【もっと能登!臨床美術〜活動報告】
- 7月6日
- 読了時間: 4分
更新日:7月11日
能登の復興支援にご寄付をいただきありがとうございます。
2024年5月から被災地の心のケアとして、石川県の臨床美術士の方々と協力しながら能登での講座を実施しています。ボランティアの臨床美術士も全国から参加し、現在は奥能登の岩井戸公民館、小間生公民館、柳田仮設集会所での3講座は月1回の定例開催、約40名ほどの方が臨床美術を毎月楽しんで下さってます。
財政的にはART Alongの独自の寄付活動や補助金、日本臨床美術協会を通じて頂いた補助金、昨年READYFORで取り組んだクラウドファンディングからのご寄付などで、画材や画材運搬のガソリン代、ボランティア交通費(一律2000円)などを賄っています。
ART Alongは臨床美術士の人材調整と経理を担当しています。今日は6〜7月の各講座の様子を現場責任者のレポート形式でご報告します。
ぜひ今後も能登の活動を支えてくださいますようにお願いいたします。
◆岩井戸公民館 臨床美術講座 6月25日(木) 午前
「スタンピングで描く紫陽花」
参加者:16名(支援員2名、公民館主事1名、初めての参加者2名)
岩井戸公民館では、お馴染みのメンバーさんが
集まり「あんた達者やったか?」「なんとか生きとるわいね」と賑やかな会話がはずみます。会場に、ほんのりと紫陽花の甘い香りが漂います。
紫陽花を観察して、触って、感じて、五感を研ぎ澄まします。
臨床美術の冒頭は、決まって「描く?なんて無理」。
その後、メインの前田さんの丁寧なファシリテートで、みなさん、真剣、集中タイム。
紫陽花がある風景の中に、カタツムリや蝶々などの、小さな命の姿も。
愛、やさしさに溢れた紫陽花が完成しました。
みなさんに笑顔の花が咲き誇りました。

初めての参加者さんも、すごく楽しかったとの感想。久しぶりの参加者さんもワクワクしたとのことでした。
鑑賞会は、メイン、サブ、3人で行いました。

◆小間生公民館 臨床美術講座 6月25日(木) 午後
「玉ねぎを作る」
参加者 12名
時間が近づくとニコニコしながら会場に入ってくる様子を見るとなんだかホッとします。もうずっと前からの知り合いのような感覚です
さあ、今回も皆さんの笑顔を引き出すぞと気合を入れて笑顔でお迎え。本日のモデルの玉ねぎは、館長さんの自宅ファームで育った玉ねぎを提供していただきました。とっても大きくて、新鮮です。
粘土を、柔らかくしながらおしゃべり。四苦八苦しながらも玉ねぎが完成。
匂い、香りなどを色に変換してマイ玉ねぎを作ります。皆さんの集中タイムです。
とっても可愛いくて愛おしいくらいの素敵な玉ねぎが完成です。
そして恒例のほめほめタイム
一人一人の作品を見ながら感じたこと伝えあっていらしゃいました。褒められる事は幾つになっても嬉しいものですね。はにかんだような表情が最高でした。
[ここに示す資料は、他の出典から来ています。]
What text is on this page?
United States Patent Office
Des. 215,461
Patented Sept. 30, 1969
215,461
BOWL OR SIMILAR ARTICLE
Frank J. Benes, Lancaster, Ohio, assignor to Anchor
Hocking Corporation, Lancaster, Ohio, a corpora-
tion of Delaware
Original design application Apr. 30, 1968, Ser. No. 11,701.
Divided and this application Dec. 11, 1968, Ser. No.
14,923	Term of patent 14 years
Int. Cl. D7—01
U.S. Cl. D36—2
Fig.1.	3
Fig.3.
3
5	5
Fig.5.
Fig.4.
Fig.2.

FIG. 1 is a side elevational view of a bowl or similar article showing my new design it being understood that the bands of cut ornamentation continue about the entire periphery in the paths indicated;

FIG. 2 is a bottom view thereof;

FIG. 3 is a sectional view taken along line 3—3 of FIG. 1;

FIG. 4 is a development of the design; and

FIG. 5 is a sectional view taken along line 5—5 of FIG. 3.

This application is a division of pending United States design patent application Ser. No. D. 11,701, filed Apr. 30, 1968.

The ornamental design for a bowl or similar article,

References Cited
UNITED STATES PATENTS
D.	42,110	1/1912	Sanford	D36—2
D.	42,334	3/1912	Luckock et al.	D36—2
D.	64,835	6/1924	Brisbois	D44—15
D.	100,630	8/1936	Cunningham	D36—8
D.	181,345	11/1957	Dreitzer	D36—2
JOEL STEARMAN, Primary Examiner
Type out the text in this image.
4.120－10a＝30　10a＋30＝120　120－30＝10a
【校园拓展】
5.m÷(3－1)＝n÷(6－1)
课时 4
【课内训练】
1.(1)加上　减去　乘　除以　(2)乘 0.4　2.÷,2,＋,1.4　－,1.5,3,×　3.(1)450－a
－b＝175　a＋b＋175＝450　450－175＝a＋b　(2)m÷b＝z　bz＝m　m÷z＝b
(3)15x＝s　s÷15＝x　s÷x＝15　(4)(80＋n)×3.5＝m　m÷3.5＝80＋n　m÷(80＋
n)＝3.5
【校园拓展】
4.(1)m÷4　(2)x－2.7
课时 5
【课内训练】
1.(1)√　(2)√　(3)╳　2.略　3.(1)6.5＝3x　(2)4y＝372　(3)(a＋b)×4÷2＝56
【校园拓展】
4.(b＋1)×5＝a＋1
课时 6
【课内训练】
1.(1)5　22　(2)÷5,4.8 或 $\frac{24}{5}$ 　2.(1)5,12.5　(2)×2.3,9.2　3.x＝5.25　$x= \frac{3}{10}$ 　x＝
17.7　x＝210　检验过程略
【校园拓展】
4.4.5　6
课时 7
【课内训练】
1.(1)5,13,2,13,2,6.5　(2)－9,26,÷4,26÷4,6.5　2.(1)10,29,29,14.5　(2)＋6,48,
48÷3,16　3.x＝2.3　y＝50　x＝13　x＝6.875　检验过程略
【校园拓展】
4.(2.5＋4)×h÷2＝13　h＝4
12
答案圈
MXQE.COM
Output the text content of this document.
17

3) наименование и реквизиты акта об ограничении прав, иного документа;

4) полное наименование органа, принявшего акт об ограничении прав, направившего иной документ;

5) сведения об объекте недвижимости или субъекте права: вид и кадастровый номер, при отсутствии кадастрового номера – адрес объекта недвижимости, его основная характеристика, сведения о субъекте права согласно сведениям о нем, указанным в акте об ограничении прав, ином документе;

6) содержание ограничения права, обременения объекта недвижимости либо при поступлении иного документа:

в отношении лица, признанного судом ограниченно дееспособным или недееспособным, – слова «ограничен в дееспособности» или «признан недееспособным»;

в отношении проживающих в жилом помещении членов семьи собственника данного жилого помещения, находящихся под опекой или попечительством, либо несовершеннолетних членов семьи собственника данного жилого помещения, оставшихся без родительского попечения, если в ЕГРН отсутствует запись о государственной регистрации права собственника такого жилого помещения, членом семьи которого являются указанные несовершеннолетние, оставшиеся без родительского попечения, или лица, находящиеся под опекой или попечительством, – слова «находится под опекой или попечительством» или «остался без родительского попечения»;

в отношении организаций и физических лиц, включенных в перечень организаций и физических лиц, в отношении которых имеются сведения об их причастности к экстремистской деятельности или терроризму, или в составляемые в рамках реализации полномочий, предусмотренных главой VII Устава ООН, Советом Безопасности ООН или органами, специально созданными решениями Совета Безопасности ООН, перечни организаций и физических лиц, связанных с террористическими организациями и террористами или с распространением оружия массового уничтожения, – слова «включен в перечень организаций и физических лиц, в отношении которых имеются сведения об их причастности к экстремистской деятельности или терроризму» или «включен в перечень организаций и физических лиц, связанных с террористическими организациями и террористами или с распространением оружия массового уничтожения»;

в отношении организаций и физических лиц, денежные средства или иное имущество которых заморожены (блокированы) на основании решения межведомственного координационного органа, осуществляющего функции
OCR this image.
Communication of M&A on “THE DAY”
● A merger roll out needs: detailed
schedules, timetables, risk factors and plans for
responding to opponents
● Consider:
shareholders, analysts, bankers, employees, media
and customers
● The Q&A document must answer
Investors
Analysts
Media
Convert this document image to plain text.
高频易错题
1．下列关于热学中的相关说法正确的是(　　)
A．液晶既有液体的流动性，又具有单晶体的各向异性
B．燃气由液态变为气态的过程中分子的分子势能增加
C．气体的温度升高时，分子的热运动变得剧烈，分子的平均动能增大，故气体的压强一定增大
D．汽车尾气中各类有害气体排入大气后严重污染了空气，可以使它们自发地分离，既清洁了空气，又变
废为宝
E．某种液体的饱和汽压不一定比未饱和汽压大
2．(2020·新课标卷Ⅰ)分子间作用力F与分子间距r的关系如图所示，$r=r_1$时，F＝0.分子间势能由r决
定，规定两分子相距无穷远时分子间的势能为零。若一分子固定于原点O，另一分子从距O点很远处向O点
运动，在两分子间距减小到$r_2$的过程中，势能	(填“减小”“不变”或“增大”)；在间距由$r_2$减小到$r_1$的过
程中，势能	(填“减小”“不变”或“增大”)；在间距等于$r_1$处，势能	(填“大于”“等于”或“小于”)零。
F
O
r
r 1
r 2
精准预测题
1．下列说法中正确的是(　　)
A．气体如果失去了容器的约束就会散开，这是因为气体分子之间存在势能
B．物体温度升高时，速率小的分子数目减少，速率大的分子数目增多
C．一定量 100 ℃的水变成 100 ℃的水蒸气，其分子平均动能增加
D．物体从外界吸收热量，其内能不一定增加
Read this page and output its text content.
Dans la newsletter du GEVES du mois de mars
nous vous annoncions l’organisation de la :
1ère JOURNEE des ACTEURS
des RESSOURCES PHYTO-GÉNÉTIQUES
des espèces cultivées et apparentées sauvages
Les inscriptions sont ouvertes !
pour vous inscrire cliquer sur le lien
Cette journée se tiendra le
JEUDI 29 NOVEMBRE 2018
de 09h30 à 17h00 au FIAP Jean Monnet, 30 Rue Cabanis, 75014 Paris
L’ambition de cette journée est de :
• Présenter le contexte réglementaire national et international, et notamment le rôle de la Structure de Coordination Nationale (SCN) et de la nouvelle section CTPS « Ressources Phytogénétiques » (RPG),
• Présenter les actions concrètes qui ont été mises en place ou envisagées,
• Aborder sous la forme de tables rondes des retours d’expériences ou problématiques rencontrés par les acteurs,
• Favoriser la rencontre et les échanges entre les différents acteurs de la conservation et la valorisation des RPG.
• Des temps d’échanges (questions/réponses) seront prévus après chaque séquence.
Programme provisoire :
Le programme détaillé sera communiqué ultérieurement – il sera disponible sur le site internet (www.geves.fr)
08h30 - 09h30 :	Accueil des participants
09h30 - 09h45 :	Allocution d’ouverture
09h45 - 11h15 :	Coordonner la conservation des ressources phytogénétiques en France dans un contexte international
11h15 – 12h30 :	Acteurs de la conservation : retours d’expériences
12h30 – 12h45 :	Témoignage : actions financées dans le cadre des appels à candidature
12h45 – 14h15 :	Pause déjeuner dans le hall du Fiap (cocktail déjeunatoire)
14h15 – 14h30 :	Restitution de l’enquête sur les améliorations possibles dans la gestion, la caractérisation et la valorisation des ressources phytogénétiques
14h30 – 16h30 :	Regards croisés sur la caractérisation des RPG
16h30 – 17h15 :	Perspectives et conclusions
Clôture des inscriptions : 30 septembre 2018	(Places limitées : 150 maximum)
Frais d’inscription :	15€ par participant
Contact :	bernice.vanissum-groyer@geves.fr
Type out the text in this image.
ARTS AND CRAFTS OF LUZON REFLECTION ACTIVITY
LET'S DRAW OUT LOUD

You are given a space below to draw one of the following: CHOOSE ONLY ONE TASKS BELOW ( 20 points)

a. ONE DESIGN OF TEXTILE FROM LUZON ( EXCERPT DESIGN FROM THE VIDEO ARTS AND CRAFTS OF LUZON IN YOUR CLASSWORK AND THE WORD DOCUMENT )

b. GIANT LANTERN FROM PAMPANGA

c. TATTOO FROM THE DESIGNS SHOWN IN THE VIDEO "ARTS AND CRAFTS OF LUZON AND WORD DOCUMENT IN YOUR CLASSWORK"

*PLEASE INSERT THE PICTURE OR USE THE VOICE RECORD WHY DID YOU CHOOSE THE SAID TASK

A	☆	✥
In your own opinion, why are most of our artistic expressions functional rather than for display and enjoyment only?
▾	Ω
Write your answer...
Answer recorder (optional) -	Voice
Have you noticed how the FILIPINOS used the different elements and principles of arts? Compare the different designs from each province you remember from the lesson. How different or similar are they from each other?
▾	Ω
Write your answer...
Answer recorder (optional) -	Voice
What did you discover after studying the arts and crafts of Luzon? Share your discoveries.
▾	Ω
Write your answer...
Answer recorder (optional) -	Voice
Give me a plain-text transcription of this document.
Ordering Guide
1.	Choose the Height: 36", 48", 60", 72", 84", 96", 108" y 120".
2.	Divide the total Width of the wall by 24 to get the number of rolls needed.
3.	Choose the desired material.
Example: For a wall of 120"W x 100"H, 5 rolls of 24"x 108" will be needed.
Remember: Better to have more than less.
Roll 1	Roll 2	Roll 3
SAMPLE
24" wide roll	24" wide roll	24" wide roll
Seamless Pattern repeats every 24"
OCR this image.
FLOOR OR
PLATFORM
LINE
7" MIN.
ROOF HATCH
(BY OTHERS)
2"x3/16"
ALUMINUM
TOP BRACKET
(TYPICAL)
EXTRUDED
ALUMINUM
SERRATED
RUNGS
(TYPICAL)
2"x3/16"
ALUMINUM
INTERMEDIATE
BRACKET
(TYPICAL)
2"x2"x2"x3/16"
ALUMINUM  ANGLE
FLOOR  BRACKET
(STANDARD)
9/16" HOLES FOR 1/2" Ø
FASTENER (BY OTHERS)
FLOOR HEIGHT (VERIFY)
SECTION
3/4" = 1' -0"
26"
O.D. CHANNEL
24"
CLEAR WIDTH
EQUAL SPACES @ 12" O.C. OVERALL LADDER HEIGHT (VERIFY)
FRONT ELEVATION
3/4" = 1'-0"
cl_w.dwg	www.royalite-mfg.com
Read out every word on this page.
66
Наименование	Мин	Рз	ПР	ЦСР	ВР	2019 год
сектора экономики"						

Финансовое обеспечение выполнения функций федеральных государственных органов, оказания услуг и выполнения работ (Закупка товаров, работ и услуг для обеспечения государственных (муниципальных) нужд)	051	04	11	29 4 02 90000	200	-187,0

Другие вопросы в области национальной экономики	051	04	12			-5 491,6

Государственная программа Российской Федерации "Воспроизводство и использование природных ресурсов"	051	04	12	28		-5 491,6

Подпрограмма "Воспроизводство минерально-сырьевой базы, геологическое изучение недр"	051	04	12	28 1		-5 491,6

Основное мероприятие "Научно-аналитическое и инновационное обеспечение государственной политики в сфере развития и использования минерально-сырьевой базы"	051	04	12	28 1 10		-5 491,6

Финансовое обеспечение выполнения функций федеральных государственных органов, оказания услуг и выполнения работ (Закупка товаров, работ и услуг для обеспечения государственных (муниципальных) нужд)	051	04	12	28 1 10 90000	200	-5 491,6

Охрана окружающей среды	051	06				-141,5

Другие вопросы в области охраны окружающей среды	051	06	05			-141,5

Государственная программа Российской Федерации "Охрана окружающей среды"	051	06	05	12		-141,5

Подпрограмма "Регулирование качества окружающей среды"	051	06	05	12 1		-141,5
本日も笑顔が溢れんばかりにあり、おしゃべりも絶好調で、最高に楽しい時を皆さんと共に過ごせました。
ありがとうございました。

◆柳田仮設住宅集会所 臨床美術講座 7月4日(土)午前
「大輪の花火」
参加者:4名(仮設住宅にお住まいの方)
今回は、宇出津のお祭りの影響もあり、仮設住宅以外の方の参加はありませんでした。
制作前には、梅シロップや梅の甘露煮など、この時季ならではの話題で会話が弾み、和やかな雰囲気の中で活動が始まりました。
今回のプログラムは「大輪の花火」。
「花火なんて描けるかな」と不安そうに話される方もいましたが、制作が進むにつれて、それぞれが表現したいイメージを見つけ、思い思いに描き進められていました。

「寝転がって見上げる花火。」
「線香花火が好きや。でも今日は大輪の花火を描いた。」
「これから打ち上がる花火もあって、楽しみな感じがする。」
など、作品から広がるイメージや花火の思い出が自然と語られ、会話も楽しみながら制作する時間となりました。
最後の鑑賞会では、お互いの作品を見ながら、それぞれの良さを自然に認め合い、温かい雰囲気の中で活動を終えることができました。